Chronologie des événements
  1. Molly Russell, 14 ans, se suicide après avoir consulté des contenus d'automutilation en ligne.
  2. Les nouvelles mesures de sécurité en ligne du Royaume-Uni entrent en vigueur, notamment des vérifications d'âge pour la pornographie et des restrictions sur les algorithmes poussant les contenus d'automutilation.
  3. L'enquête de la Molly Rose Foundation auprès de 1 825 enfants révèle que l'exposition aux contenus nocifs persiste.
  4. Starmer devrait annoncer l'interdiction des réseaux sociaux pour les moins de 16 ans au Parlement.

Les mises en garde des militants

Ian Russell, dont la fille Molly s'est suicidée en 2017 après avoir été exposée à des contenus d'automutilation, a qualifié la précipitation de Starmer d'« opportunisme politique » et de « déplorable ». Il a accusé le Premier ministre d'avoir rompu ses promesses de poursuivre une réglementation efficace et de jouer avec la vie des jeunes. Russell et d'autres défenseurs de la sécurité affirment que les preuves provenant d'Australie, où une interdiction similaire a pris effet en janvier 2026, montrent qu'elle ne fonctionne pas. Une enquête de l'eSafety australienne a révélé que sept parents sur dix dont les enfants avaient des comptes ont déclaré qu'ils étaient toujours sur les plateformes.

En Australie, cela ne fonctionne pas, ce n'est pas quelque chose qui peut être appliqué. Cela ressemble à une élaboration de politiques faites à la va-vite et, franchement, c'est extrêmement risqué quand on parle de la sécurité des enfants.

Keir Starmer doit maintenant faire un choix entre une interdiction générale politiquement opportune que les preuves montreront rapidement comme un échec, ou enfin s'attaquer aux risques pour la sécurité des produits qui ont coûté la vie à ma fille Molly.

Questions politiques et juridiques

Un porte-parole de Downing Street a insisté sur le fait que la consultation était approfondie et que la priorité était de protéger les enfants, et non la politique. Cependant, les responsables reconnaissent que le gouvernement pourrait faire l'objet d'un contrôle juridictionnel sur la manière dont il distingue les plateformes soumises à des restrictions plus strictes de celles considérées comme à moindre risque.

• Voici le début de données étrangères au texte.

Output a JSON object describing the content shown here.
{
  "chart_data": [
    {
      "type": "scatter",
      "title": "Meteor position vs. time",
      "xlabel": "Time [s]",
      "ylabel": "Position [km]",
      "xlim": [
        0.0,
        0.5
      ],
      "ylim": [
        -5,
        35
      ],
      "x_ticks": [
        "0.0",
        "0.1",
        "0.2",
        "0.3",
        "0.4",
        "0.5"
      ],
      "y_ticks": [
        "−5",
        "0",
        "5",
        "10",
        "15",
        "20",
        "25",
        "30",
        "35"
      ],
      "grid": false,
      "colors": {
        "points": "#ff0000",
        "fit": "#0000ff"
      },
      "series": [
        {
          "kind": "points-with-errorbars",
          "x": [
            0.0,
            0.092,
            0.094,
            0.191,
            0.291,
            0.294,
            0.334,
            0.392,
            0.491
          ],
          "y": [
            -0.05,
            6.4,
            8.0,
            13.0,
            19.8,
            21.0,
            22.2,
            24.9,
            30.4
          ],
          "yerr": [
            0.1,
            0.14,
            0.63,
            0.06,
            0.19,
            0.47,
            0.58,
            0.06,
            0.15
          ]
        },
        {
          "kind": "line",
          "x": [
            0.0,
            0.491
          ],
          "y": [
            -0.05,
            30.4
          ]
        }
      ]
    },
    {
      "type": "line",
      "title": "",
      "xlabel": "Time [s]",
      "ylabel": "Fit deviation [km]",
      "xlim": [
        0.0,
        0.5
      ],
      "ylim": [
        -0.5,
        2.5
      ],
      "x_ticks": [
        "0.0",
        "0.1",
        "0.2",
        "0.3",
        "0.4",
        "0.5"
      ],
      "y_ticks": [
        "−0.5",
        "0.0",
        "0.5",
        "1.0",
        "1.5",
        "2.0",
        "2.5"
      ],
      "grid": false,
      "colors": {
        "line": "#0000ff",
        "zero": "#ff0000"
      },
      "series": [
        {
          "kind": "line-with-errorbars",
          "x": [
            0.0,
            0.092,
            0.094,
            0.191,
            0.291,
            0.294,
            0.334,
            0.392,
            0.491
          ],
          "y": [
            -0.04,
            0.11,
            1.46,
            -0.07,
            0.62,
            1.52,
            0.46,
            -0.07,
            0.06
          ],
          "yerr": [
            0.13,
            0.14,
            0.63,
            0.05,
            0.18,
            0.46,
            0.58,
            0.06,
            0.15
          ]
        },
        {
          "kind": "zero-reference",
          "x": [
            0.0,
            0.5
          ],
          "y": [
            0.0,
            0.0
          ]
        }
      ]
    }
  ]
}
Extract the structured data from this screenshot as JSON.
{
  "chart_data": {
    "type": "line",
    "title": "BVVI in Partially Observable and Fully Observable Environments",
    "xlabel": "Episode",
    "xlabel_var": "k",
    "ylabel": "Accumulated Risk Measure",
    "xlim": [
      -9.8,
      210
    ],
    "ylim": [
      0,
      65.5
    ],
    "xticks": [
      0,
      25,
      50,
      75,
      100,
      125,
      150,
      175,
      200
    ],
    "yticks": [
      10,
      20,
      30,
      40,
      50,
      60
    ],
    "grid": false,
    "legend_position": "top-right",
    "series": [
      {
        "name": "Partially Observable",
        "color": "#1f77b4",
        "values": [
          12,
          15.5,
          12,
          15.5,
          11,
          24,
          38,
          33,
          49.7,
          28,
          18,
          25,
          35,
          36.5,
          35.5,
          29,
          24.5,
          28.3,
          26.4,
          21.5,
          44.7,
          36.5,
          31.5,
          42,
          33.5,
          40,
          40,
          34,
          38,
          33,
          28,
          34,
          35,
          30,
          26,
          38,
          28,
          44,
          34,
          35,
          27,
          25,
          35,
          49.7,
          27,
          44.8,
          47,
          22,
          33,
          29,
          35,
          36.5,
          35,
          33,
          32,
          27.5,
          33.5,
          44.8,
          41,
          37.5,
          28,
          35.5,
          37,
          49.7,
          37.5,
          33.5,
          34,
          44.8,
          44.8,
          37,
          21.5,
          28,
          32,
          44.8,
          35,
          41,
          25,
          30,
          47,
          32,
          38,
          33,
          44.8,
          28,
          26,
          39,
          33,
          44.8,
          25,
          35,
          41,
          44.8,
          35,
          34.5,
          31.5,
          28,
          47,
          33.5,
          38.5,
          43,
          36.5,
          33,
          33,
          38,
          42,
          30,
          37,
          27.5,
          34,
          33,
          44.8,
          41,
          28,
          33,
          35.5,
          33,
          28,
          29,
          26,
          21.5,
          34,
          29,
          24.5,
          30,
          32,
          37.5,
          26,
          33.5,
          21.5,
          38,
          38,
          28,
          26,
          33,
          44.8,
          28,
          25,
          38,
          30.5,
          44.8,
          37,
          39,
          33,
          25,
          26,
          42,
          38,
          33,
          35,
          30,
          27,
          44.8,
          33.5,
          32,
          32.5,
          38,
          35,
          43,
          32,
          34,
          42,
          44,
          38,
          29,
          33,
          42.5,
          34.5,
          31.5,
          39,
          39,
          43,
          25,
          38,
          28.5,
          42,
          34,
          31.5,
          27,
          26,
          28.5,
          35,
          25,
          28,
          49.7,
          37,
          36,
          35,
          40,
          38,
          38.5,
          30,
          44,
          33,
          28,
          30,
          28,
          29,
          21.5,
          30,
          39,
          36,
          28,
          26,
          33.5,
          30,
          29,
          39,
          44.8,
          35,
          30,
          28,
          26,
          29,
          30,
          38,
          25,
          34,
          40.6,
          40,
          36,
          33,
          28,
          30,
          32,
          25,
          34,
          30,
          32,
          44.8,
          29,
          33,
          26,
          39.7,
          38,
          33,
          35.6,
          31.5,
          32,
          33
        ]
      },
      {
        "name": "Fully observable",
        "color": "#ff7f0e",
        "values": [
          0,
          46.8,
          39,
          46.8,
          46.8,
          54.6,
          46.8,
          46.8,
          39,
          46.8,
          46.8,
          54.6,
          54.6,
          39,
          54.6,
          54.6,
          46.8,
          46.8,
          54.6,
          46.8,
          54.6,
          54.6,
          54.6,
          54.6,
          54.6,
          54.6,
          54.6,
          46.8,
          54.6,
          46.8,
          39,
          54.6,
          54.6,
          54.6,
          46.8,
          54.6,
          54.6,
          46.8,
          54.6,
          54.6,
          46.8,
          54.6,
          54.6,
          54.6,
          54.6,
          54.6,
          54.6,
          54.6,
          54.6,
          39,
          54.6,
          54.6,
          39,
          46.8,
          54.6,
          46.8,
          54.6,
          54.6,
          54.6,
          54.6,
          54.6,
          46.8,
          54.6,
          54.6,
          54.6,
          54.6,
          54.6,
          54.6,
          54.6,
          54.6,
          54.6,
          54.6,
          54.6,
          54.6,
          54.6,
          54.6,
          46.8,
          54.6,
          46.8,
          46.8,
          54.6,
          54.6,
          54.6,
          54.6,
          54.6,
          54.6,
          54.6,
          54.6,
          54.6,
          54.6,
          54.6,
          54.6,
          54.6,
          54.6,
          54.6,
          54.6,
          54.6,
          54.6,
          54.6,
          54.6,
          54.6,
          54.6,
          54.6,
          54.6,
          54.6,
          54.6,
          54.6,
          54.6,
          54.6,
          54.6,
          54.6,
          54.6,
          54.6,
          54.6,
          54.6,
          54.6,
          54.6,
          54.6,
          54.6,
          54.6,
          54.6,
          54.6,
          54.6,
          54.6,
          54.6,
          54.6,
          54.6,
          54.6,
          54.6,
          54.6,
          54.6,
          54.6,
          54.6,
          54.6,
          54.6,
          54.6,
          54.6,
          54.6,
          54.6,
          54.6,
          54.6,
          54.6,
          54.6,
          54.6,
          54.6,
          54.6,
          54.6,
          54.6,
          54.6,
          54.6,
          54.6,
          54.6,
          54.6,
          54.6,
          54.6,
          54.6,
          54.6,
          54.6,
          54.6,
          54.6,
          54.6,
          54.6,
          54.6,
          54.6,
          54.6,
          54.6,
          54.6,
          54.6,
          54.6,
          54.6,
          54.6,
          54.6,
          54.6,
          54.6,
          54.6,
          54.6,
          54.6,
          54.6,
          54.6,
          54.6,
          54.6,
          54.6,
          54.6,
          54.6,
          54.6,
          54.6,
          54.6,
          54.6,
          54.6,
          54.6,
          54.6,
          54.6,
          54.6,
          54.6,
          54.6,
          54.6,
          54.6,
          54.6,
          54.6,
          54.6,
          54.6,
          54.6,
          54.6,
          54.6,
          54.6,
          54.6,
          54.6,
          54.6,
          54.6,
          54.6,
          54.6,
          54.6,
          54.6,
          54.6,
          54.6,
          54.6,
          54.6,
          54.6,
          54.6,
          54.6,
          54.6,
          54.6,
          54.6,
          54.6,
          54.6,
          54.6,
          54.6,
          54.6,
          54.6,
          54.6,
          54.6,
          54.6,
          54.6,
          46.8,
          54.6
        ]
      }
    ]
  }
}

Les conservateurs, dirigés par Kemi Badenoch, ont également appelé à une action plus forte. L'étude de la MRF, combinée à l'ampleur du soutien public à une interdiction, prépare le terrain pour une semaine houleuse à Westminster.

Enfants britanniques rencontrant des contenus nocifs sur les réseaux sociaux · %
Avant les mesures de sécurité (2025)
37 %
Après les mesures de sécurité (2026, tous les adolescents)
34 %
Filles âgées de 13 à 17 ans
47 %
Faible bien-être
57 %
Besoins éducatifs spéciaux
40 %

Le Premier ministre a été clair : le statu quo n'est pas acceptable et nous devons faire davantage pour protéger les enfants. Il ne s'agit pas de politique, il s'agit de protéger les enfants.